Together, these findings position hep-AgNPs as a promising multifunctional nanoplatform for selective, dose-controlled cytotoxic strategies and targeted antimicrobial applications, while mechanistic insights into uptake behaviour and pH-responsive stability provide important considerations for future translational development. Future studies will focus on in vivo evaluation, receptor-mediated uptake mechanisms, long-term stability, and the potential integration of therapeutic payloads to further advance applications in cancer and infectious disease contexts.

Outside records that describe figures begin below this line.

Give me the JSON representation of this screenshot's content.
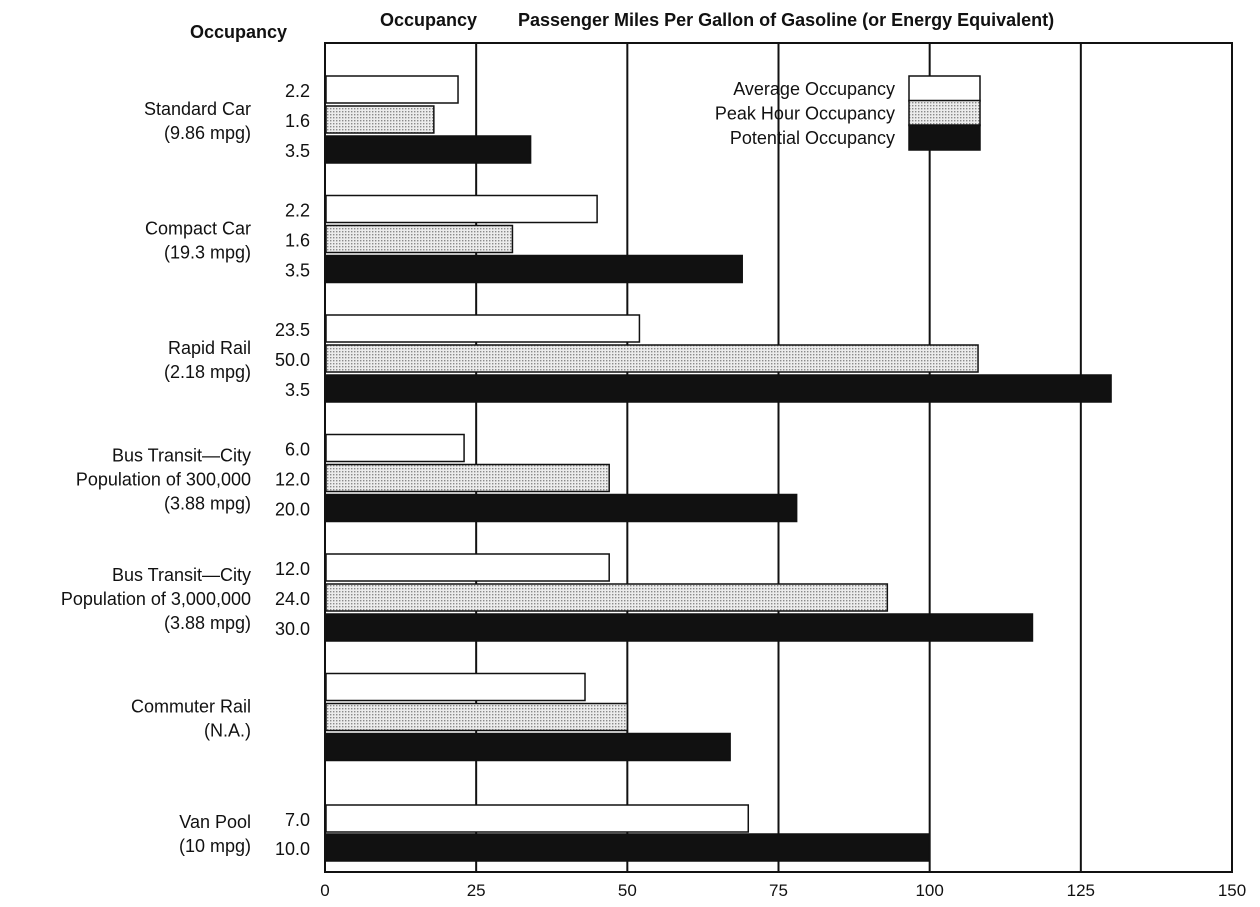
{
  "chart_data": {
    "type": "bar",
    "orientation": "horizontal",
    "title": "Passenger Miles Per Gallon of Gasoline (or Energy Equivalent)",
    "left_header": "Occupancy",
    "mid_header": "Occupancy",
    "xlim": [
      0,
      150
    ],
    "xticks": [
      0,
      25,
      50,
      75,
      100,
      125,
      150
    ],
    "grid": "vertical",
    "legend_position": "top-right",
    "series": [
      {
        "name": "Average Occupancy",
        "key": "average",
        "fill": "#ffffff"
      },
      {
        "name": "Peak Hour Occupancy",
        "key": "peak",
        "fill": "#d6d6d6"
      },
      {
        "name": "Potential Occupancy",
        "key": "potential",
        "fill": "#111111"
      }
    ],
    "categories": [
      {
        "label_lines": [
          "Standard Car",
          "(9.86 mpg)"
        ],
        "bars": [
          {
            "series": "average",
            "occupancy": "2.2",
            "value": 22
          },
          {
            "series": "peak",
            "occupancy": "1.6",
            "value": 18
          },
          {
            "series": "potential",
            "occupancy": "3.5",
            "value": 34
          }
        ]
      },
      {
        "label_lines": [
          "Compact Car",
          "(19.3 mpg)"
        ],
        "bars": [
          {
            "series": "average",
            "occupancy": "2.2",
            "value": 45
          },
          {
            "series": "peak",
            "occupancy": "1.6",
            "value": 31
          },
          {
            "series": "potential",
            "occupancy": "3.5",
            "value": 69
          }
        ]
      },
      {
        "label_lines": [
          "Rapid Rail",
          "(2.18 mpg)"
        ],
        "bars": [
          {
            "series": "average",
            "occupancy": "23.5",
            "value": 52
          },
          {
            "series": "peak",
            "occupancy": "50.0",
            "value": 108
          },
          {
            "series": "potential",
            "occupancy": "3.5",
            "value": 130
          }
        ]
      },
      {
        "label_lines": [
          "Bus Transit—City",
          "Population of 300,000",
          "(3.88 mpg)"
        ],
        "bars": [
          {
            "series": "average",
            "occupancy": "6.0",
            "value": 23
          },
          {
            "series": "peak",
            "occupancy": "12.0",
            "value": 47
          },
          {
            "series": "potential",
            "occupancy": "20.0",
            "value": 78
          }
        ]
      },
      {
        "label_lines": [
          "Bus Transit—City",
          "Population of 3,000,000",
          "(3.88 mpg)"
        ],
        "bars": [
          {
            "series": "average",
            "occupancy": "12.0",
            "value": 47
          },
          {
            "series": "peak",
            "occupancy": "24.0",
            "value": 93
          },
          {
            "series": "potential",
            "occupancy": "30.0",
            "value": 117
          }
        ]
      },
      {
        "label_lines": [
          "Commuter Rail",
          "(N.A.)"
        ],
        "bars": [
          {
            "series": "average",
            "occupancy": "",
            "value": 43
          },
          {
            "series": "peak",
            "occupancy": "",
            "value": 50
          },
          {
            "series": "potential",
            "occupancy": "",
            "value": 67
          }
        ]
      },
      {
        "label_lines": [
          "Van Pool",
          "(10 mpg)"
        ],
        "bars": [
          {
            "series": "average",
            "occupancy": "7.0",
            "value": 70
          },
          {
            "series": "potential",
            "occupancy": "10.0",
            "value": 100
          }
        ]
      }
    ]
  }
}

From a translational perspective, hep-AgNPs could be readily integrated into clinically relevant dosage forms, including injectable or topical hydrogels, antimicrobial wound dressings, and surface coatings for medical devices. Such formulations may enable localised, dose-controlled delivery while minimising systemic exposure, which is particularly relevant for chronic wound management and infection-prone cancer settings. These formulation strategies will be explored alongside in vivo evaluation in future studies.